XXXII
Juillet-août 1932
— Tu te rends compte, Kalya, de ce que Fred voulait m’offrir ? Une arme. À moi ! Tu imagines ta grand-mère une arme à la main ? Il est fou, ton oncle ! Parfois je crois qu’il est vraiment fou.
Nous arrivions devant la porte de sa chambre d’hôtel. Nouza l’ouvrit brusquement en riant toujours. Le spectacle qui l’attendait la laissa stupéfaite.
Devant le miroir à trois faces, Anaïs s’était glissée dans une des robes de ma grand-mère, qu’elle avait du mal à boutonner.
Elle perdit contenance. La houppette avec laquelle elle se poudrait lui tomba des mains. Elle éclata en sanglots, Nouza ne savait plus quoi dire.
Je lui pris la main.
— Ce rose lui va beaucoup mieux qu’à toi, grand-maman.
Elle ne s’en offusqua pas et profita de ma réplique pour retourner la situation.
— Tu vois, Anaïs, ma propre petite-fille trouve que cette robe est plus belle sur toi que sur moi. Elle a sûrement raison.
Suffoquant à travers ses larmes, Anaïs protesta par des hochements de tête répétés.
— J’en fais souvent trop, ne dis pas le contraire. Je me frise, je me parfume, je me farde, je choisis des toilettes à la mode. Tout ça pour tromper le temps. Mais l’âge est venu. Il est là, bien là. Garde donc cette robe.
Depuis quelque temps, Anaïs négligeait son service, se troublait au moindre propos.
Soupçonnant qu’une rencontre avait bouleversé cette existence trop terne, Nouza s’en était émue. Cherchant à lui faciliter sa conduite, elle éprouvait en même temps une profonde tristesse, comme si elle prévoyait qu’il était trop tard pour Anaïs et que son innocence même la condamnait.
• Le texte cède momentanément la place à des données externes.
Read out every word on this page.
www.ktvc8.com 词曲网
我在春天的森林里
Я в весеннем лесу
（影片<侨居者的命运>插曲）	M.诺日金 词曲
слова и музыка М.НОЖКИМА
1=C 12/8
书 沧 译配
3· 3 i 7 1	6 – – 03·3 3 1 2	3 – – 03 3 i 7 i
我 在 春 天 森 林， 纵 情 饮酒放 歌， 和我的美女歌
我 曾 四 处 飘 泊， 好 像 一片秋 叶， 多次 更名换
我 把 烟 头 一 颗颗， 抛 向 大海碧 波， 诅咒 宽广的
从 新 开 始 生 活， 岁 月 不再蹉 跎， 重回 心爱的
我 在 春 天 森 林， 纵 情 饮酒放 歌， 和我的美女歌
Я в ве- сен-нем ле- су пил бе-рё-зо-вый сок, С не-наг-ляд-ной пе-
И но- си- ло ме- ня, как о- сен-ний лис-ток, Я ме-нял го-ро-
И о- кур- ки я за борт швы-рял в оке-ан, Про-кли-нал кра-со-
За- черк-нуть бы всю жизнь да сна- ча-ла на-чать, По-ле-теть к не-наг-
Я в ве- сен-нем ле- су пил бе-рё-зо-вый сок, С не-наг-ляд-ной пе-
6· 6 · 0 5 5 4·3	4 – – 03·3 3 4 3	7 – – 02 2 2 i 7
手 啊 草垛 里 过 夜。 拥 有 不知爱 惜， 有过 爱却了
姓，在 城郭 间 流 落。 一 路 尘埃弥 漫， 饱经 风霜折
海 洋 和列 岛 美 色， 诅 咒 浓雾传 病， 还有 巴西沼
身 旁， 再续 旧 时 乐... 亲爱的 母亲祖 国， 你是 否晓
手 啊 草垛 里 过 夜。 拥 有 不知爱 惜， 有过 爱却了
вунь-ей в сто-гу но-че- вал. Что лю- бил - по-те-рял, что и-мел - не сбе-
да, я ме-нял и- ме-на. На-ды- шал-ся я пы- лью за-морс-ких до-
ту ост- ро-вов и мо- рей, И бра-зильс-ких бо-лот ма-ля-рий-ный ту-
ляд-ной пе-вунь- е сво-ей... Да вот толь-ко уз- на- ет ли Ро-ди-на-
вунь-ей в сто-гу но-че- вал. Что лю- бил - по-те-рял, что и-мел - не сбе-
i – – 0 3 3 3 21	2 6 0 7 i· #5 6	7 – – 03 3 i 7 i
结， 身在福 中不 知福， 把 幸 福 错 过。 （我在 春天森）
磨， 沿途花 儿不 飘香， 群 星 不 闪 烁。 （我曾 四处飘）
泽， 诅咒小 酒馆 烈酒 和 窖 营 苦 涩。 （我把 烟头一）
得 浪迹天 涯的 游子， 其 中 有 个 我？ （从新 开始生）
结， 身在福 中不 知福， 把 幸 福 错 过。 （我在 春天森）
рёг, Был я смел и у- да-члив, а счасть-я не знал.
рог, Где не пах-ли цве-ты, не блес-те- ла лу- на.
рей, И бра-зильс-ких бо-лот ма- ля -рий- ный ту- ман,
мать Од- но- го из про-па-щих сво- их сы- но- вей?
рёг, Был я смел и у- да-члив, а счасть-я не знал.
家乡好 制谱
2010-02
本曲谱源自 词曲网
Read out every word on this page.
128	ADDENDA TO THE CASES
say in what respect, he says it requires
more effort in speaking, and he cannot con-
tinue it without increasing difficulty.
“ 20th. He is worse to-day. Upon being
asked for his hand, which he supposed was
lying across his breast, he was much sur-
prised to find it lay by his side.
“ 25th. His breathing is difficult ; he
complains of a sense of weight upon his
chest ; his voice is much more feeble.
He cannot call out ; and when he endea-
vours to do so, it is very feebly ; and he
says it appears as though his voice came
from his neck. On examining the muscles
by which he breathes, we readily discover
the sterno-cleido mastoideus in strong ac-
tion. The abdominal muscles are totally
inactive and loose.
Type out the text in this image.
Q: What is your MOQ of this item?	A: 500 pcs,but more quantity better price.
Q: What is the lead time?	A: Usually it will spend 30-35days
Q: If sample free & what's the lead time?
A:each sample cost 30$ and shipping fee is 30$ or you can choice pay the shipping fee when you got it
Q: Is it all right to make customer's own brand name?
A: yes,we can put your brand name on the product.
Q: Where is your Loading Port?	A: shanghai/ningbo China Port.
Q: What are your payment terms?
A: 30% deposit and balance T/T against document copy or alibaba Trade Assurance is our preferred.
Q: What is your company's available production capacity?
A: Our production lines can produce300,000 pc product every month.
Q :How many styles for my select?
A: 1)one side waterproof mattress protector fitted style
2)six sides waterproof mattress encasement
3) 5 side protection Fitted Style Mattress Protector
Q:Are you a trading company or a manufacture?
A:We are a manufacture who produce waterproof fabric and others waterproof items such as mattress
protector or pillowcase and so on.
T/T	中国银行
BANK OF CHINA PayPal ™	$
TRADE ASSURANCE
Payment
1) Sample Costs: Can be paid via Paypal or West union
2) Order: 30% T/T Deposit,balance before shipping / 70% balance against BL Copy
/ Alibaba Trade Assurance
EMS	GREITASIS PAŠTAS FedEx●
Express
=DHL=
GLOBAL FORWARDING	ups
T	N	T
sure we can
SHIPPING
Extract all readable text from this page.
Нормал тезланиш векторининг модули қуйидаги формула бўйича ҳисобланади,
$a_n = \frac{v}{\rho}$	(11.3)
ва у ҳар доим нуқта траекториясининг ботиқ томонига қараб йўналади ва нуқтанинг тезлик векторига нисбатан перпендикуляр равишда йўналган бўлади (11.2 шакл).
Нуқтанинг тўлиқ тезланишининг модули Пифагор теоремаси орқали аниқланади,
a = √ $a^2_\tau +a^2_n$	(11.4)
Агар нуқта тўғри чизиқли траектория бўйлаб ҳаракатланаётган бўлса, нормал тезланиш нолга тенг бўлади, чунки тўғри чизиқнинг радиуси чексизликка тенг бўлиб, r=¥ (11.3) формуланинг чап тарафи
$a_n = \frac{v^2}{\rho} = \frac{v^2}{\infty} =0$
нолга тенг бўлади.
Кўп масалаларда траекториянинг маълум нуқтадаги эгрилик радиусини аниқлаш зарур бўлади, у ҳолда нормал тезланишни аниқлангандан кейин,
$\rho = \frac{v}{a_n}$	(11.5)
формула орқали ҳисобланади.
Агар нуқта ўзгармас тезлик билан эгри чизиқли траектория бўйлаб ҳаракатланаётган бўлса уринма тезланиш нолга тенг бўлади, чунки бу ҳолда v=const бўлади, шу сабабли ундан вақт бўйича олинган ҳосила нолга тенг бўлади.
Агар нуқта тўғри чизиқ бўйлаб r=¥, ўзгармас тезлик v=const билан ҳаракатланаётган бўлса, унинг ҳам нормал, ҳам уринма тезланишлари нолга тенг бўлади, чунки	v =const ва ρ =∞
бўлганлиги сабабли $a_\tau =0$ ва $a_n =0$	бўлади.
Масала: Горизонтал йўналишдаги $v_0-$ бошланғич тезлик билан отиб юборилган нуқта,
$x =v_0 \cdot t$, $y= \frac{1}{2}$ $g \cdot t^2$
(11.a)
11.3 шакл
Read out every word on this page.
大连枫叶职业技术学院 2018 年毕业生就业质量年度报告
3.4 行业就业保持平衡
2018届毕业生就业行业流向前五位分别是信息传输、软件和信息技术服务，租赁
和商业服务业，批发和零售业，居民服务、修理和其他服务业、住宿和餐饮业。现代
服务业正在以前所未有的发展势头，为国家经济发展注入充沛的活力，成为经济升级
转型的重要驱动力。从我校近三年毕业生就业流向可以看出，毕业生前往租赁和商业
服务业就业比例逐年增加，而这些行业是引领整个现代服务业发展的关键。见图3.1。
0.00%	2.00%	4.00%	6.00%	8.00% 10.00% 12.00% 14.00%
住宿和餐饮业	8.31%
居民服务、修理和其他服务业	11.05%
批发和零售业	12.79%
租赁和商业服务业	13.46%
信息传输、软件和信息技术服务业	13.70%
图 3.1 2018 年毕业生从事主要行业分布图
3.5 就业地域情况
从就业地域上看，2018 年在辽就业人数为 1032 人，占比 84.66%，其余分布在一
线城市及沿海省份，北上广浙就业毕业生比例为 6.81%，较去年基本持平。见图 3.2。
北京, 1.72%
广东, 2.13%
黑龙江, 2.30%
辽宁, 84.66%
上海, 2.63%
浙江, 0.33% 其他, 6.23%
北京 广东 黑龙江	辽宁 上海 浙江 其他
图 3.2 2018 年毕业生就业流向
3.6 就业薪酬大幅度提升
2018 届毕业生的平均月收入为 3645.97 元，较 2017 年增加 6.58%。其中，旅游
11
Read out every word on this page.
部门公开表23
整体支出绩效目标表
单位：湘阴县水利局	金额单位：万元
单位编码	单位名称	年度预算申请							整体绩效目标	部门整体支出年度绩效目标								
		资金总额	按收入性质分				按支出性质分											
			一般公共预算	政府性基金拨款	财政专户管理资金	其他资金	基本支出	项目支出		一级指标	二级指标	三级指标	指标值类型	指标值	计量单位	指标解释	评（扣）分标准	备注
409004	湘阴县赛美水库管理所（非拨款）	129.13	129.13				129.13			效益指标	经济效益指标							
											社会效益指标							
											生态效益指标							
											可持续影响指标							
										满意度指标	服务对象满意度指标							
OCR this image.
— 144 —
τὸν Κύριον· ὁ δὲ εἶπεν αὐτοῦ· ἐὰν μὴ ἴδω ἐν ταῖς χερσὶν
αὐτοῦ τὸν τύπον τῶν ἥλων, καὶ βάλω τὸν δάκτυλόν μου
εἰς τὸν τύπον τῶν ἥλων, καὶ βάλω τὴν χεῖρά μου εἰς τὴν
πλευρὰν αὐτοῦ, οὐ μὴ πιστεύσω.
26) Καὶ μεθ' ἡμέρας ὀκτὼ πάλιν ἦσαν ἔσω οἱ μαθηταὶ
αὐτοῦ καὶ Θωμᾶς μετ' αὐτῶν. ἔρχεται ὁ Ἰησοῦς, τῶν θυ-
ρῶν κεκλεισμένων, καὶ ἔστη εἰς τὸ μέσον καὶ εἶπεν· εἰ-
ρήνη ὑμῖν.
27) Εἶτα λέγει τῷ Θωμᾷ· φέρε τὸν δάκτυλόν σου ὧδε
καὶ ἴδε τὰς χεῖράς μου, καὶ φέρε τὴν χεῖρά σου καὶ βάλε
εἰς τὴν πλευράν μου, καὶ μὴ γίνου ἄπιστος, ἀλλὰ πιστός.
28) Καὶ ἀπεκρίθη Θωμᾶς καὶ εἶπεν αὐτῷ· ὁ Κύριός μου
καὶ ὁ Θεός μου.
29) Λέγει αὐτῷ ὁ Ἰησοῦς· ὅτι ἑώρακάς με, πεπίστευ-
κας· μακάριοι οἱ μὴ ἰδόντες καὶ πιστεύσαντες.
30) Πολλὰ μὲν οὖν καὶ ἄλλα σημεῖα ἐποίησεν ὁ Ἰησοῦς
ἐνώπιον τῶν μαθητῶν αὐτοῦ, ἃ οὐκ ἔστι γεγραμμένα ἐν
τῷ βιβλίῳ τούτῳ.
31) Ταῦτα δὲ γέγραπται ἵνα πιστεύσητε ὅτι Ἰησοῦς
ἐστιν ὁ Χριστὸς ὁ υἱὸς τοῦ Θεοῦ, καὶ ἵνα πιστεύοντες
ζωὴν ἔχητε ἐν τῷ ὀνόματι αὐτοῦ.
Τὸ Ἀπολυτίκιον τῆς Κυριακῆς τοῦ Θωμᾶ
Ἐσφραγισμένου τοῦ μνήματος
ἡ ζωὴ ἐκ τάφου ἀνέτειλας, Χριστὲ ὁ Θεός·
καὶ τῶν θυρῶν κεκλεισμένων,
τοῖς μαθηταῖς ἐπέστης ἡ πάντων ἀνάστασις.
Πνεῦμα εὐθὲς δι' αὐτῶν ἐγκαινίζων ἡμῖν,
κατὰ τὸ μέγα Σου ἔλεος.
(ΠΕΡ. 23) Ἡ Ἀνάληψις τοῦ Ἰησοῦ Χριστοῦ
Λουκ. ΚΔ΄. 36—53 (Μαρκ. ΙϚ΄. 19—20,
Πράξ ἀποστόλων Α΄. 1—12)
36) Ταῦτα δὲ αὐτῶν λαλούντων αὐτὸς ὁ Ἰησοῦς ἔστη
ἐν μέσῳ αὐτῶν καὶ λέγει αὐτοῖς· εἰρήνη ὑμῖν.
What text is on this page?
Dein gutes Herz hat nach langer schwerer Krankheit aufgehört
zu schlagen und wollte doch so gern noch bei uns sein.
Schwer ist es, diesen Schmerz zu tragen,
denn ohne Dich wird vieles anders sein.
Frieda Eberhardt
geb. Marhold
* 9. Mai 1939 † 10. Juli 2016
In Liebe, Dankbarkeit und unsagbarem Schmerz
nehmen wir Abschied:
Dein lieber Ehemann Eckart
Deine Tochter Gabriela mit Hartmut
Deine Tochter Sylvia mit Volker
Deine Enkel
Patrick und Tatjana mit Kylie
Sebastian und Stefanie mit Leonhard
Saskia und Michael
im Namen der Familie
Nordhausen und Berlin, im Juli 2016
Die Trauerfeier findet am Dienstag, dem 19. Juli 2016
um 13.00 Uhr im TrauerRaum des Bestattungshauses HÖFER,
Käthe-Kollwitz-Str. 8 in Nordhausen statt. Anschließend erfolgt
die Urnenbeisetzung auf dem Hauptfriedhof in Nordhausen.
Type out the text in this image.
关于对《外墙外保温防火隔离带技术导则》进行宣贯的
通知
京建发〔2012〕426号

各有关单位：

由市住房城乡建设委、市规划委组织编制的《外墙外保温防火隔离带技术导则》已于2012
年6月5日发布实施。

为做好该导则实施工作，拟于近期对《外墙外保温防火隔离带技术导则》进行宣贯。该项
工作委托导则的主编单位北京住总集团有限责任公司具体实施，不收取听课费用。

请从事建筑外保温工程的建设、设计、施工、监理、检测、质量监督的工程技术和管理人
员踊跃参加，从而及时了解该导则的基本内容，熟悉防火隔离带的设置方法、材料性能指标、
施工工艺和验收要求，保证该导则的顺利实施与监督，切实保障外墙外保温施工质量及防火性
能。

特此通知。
Elle n’osa pas lui en parler.
Anaïs ramassa la houppette, s’enveloppa de sa blouse de travail et, se tournant vers ma grand-mère :
— Je vous fais un café ?
— Pas de café.
Puis, me prenant à témoin :
— Sais-tu, Anaïs, ce que mon frère Farid a voulu m’offrir ? Devine ! Kalya était présente.
— Je ne sais pas.
— Un revolver !
— Un revolver ?
— À cause de ce qui s’est passé l’an dernier, chez les voisins. Tu te souviens de ce meurtre ?
Anaïs frissonna, pâlit.
— Jamais je ne pourrai l’oublier.
— Si des voleurs débarquaient chez moi, je ne crierais pas. Je ferais semblant de dormir, de ronfler. Ou bien je leur dirais : « Je vous donne tout ! Prenez tout, je ne vous ai pas vus. Mais laissez-moi vivre. »
Anaïs opina de la tête :
— La vie, c’est ça qui compte. La vie…
Elle se rappelait l’assassinat. Tout le quartier, toute la ville en avaient été ébranlés.
Anaïs en tremblait encore. Elle connaissait le beau Vittorio, si élégant dans sa tenue bleu marine, coiffé de sa casquette rigide. Il venait quelquefois lui demander service et lui plaisait beaucoup. Mais Anaïs, elle, ne plaisait à personne. Surtout pas à Vittorio. Il n’avait d’yeux que pour les demi-mondaines, des femmes à fourrures, à bijoux, exagérément fardées. Elle l’avait aperçu en leur compagnie. À se demander s’il n’avait pas été leur souteneur.
Le même soir, Anaïs dépiqua les pinces de la robe rose et la mit pour rejoindre Henri. Depuis une semaine, le jeune homme était devenu son amant.